Her mother and younger sister moved to England a year later, followed by her father. Moussavi went on to study architecture at the University of Dundee in Scotland—where one of her professors suggested she pursue an internship in the then tiny London office of the Iraqi-born Zaha Hadid—and at the Bartlett School of Architecture in London. She spent two years at Harvard, where she was taught by Rem Koolhaas, who offered her a job at his practice, the Office for Metropolitan Architecture (OMA).
While at OMA, Moussavi began a relationship with the Spanish architect Alejandro Zaera-Polo. In 1993, they married and set up a firm in London, choosing Foreign Office Architects (FOA) as a suitable name for a partnership between an Iranian and a Spaniard working in England. Together they won a series of prestigious international commissions, including Japan’s Yokohama International Passenger Terminal, and emerged at the forefront of the post-Koolhaas-and-Hadid generation of architects, whose work is defined not by an identifiable style but by experimenting with design technology to produce structures that are specific to their location and purpose.
Moussavi has developed the theoretical side of her work at Harvard, having returned there to teach in 2005 and becoming a tenured professor a year later—and in a series of books based on research conducted with her students. Each publication explores an aspect of digital technology and environmental concerns relating to architecture: The Function of Ornament was published in 2006 and The Function of Form in 2009; The Function of Style is due out next year.
When Moussavi and Zaera-Polo divorced in 2011, they dissolved FOA and set up separate offices. Zaera-Polo has since been appointed dean of the architecture school at Princeton University, and Moussavi has stayed in London, where she lives in Belgravia with the couple’s 11-year-old daughter, Mina.

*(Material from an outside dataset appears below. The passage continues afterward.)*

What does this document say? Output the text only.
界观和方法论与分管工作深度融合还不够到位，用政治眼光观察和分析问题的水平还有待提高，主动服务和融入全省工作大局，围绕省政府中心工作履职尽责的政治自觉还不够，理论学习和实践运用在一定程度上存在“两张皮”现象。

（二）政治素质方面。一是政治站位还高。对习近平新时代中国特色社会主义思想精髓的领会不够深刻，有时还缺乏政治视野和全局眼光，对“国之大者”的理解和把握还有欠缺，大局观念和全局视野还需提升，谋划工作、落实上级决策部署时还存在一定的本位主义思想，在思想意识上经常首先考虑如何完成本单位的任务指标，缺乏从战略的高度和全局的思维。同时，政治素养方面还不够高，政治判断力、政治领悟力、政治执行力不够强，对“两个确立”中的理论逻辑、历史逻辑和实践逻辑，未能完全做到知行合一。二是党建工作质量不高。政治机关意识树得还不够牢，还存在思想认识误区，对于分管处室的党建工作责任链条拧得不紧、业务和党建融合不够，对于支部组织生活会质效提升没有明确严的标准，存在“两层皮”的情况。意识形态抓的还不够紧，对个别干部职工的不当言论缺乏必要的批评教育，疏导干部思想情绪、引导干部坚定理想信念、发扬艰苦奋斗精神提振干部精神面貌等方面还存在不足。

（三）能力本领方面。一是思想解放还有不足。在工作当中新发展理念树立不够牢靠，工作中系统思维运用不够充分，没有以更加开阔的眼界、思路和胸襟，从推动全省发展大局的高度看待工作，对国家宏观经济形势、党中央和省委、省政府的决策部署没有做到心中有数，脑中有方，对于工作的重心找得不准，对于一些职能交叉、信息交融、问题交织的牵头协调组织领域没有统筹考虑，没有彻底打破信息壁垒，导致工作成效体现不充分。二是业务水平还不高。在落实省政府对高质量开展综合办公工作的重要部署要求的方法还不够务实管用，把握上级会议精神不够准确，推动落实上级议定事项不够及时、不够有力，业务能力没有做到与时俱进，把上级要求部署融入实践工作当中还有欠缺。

Farshid Moussavi Architecture got off to a spectacular start by winning a commission for a major housing project at La Défense in Paris, followed by the critical coup of the Venice show (which draws on the research for the three Function books), and now, MOCA Cleveland’s opening. “It has been exciting,” Moussavi says. “First time around, you set up an office instinctively. Second time around, you are more conscious of how it should be.”